Intelligent Hybrid Approach for Android Malware Detection based on Permissions and API Calls

Abstract

Android malware is rapidly becoming a potential threat to users. The number of Android malware is growing exponentially; they become significantly sophisticated and cause potential financial and information losses for users. Hence, there is a need for effective and efficient techniques to detect the Android malware applications. This paper proposes an intelligent hybrid approach for Android malware detection using the permissions and API calls in the Android application. The proposed approach consists of two steps. The first step involves finding the most significant permissions and Application Programming Interfaces (API) calls that leads to efficient discrimination between the malware and good ware applications.
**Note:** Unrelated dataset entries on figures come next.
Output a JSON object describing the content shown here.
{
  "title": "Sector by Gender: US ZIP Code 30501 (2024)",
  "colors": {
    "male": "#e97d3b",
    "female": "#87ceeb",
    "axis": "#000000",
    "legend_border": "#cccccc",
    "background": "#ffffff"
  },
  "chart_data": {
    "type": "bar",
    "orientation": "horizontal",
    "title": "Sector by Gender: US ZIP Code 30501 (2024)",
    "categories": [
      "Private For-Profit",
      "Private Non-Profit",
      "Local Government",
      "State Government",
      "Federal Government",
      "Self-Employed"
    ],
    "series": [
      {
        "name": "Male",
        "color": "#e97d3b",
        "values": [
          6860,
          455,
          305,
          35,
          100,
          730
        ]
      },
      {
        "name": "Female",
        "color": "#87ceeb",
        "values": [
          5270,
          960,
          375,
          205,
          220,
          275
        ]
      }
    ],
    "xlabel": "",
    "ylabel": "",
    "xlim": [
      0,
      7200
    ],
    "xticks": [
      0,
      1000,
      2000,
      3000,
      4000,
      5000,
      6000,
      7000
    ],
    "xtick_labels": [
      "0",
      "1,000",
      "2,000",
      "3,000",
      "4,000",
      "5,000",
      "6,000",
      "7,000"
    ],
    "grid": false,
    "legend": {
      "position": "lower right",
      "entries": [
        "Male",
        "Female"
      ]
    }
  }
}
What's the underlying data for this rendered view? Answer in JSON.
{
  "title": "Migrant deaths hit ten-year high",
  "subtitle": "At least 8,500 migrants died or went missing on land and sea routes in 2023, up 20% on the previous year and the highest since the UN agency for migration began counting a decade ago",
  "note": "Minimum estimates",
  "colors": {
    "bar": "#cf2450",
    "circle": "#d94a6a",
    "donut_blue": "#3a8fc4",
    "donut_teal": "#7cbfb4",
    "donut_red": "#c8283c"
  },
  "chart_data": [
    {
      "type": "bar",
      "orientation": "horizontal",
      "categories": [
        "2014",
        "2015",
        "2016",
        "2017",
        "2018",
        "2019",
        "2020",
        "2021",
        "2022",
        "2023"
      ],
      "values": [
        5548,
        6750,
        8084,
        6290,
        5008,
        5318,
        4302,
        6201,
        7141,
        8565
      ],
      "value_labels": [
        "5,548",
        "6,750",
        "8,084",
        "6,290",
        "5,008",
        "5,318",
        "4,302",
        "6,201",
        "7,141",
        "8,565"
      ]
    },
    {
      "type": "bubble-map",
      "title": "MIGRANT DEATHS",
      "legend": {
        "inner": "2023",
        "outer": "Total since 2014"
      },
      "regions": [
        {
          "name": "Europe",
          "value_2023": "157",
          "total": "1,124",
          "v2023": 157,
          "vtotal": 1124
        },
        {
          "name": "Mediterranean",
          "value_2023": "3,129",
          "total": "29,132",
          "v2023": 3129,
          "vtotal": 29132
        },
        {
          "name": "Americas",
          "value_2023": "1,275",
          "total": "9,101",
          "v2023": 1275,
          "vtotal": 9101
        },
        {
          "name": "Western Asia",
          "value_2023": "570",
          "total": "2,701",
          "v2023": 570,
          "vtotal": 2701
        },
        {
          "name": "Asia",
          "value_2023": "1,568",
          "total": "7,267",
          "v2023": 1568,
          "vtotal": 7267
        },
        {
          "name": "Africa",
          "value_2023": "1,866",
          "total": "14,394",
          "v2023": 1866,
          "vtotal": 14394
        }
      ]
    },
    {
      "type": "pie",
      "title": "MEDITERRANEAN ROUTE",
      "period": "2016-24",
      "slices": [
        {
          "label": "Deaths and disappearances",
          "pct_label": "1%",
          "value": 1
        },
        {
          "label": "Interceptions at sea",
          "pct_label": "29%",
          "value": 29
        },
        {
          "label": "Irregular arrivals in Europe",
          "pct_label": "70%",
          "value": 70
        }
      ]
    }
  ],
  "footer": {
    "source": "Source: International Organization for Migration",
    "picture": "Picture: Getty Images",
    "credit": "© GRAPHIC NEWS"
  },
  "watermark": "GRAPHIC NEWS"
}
For this purpose, two features selection algorithms, Information Gain (IG) and Pearson CorrCoef (PC) are employed to rank the individual permissions and API’s calls based on their importance for classification. In the second step, the proposed new hybrid approach for Android malware detection based on the combination of the Adaptive neural fuzzy Inference System (ANFIS) with the Particle Swarm Optimization (PSO), is employed to differentiate between the malware and goodware Android applications (apps). The PSO is intelligently utilized to optimize the ANFIS parameters by tuning its membership functions to generate reliable and more precise fuzzy rules for Android apps classification. Using a dataset consists of 250 goodware and 250 malware apps collected from different recourse, the conducted experiments show that the suggested method for Android malware detection is effective and achieved an accuracy of 89%.